When the Italian photographer Ugo Mulas made his first trip to New York to visit artists’ studios in 1964, his first task was to find his mentor, Marcel Duchamp. According to Mulas historian Hendel Teicher the two seemed to have some fun on the town—Mulas captured a photo of the artist walking through Washington Square Park. But the visit was also intellectual. “He called upon Duchamp to continue his investigation into understanding,” Teicher said. “With Mulas, what his pictures are all about is understanding what you’re looking at.” Mulas tried to disappear into the fabric of each artist’s studio, and make something that gets to the heart of their work.

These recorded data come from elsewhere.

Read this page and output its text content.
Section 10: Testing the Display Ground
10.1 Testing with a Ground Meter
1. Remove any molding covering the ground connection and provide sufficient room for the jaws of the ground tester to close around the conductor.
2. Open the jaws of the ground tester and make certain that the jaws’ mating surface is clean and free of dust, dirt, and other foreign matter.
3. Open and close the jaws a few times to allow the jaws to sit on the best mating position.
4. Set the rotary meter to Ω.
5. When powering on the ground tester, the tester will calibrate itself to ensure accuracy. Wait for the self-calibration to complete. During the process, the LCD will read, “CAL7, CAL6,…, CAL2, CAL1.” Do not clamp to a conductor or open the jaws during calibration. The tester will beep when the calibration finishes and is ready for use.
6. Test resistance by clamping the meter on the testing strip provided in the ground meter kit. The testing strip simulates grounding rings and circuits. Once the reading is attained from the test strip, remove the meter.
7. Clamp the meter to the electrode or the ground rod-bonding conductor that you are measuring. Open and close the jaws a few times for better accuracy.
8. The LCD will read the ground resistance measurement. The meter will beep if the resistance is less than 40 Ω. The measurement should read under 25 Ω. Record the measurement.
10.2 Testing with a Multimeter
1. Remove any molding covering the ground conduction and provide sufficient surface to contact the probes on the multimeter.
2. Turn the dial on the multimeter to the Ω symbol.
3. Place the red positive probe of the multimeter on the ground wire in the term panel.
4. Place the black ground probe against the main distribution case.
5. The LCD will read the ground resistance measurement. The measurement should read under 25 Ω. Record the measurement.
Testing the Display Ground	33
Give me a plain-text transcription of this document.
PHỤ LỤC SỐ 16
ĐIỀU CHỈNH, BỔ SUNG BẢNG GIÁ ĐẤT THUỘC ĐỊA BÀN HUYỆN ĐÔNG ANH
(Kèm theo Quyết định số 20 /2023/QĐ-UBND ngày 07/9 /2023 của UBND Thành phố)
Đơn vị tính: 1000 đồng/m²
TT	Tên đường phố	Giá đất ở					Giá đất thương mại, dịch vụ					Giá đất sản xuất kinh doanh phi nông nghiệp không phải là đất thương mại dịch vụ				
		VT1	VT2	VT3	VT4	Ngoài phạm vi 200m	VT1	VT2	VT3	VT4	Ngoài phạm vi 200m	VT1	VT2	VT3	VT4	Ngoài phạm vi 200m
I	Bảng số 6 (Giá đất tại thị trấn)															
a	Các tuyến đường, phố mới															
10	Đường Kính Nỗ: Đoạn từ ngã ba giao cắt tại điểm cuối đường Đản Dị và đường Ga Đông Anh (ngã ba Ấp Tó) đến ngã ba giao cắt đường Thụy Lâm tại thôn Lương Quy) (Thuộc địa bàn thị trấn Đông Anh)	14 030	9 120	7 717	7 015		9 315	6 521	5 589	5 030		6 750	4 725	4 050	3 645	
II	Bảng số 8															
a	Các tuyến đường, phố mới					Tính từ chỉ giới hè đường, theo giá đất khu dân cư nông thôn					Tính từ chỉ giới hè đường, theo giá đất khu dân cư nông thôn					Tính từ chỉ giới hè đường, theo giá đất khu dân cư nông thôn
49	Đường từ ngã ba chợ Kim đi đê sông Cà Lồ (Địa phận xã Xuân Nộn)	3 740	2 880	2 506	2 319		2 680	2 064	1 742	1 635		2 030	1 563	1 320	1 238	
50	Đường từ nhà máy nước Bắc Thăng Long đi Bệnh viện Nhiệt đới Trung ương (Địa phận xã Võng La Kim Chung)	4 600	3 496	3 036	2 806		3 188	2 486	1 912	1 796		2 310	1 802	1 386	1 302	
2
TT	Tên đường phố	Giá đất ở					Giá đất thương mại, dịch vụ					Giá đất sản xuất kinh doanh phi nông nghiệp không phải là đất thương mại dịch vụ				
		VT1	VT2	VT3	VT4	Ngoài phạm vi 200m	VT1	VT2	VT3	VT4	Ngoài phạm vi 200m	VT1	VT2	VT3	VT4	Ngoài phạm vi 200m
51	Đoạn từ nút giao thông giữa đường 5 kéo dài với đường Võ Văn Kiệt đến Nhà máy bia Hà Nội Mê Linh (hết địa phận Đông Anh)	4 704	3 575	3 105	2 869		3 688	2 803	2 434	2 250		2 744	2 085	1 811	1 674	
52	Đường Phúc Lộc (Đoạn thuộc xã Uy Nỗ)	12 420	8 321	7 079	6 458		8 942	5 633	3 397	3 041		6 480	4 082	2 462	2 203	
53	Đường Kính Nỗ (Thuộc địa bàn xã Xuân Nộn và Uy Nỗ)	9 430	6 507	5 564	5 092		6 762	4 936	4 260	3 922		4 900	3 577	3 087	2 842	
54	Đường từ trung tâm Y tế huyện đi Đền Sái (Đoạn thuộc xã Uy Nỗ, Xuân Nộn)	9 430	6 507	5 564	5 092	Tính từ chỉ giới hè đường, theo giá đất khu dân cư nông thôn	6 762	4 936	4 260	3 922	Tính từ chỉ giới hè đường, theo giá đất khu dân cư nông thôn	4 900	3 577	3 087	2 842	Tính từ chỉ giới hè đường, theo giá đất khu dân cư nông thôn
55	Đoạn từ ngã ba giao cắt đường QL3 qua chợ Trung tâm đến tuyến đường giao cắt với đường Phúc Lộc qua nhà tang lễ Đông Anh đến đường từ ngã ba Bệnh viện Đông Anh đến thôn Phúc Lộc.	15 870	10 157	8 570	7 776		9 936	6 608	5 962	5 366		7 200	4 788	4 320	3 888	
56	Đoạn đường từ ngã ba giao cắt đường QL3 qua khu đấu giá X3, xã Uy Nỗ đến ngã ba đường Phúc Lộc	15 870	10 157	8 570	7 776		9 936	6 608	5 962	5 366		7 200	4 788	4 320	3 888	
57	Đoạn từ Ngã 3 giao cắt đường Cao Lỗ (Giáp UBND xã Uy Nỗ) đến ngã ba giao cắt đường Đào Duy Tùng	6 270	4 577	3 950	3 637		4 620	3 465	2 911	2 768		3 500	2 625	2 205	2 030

Over the course of his short life—he died in 1973 at the age of 45—Mulas took countless photographs, did graphic design work, and wrote books about art. But for an exhibition at Matthew Marks Gallery, Teicher decided to choose from the photos from those trips to America. “I thought it would be best to focus on his time in New York as an introduction [to his work],” she said. “It was really a wonderful time to get introduced to what the American artists were doing then in their studios.”
The show, which runs through August 16, focuses on the visits he made with Andy Warhol, Robert Rauschenberg, Jasper Johns, Barnett Newman, Roy Lichtenstein, and Duchamp, and features the elegantly composed photographs of the giants of the New York School quietly working or regarding their own work. Mulas took humanizing photographs like this for plenty of other artists of the time, but Teicher chose this group of six for a specific reason. “They had a profound impact on his own work and on him,” she said. “He was able to capture the two sides of this artistic reality, which on one side is a lot of fun—the parties, the dancing. But on the other side is the seriousness of the artists, working hands on, silently, and individually.”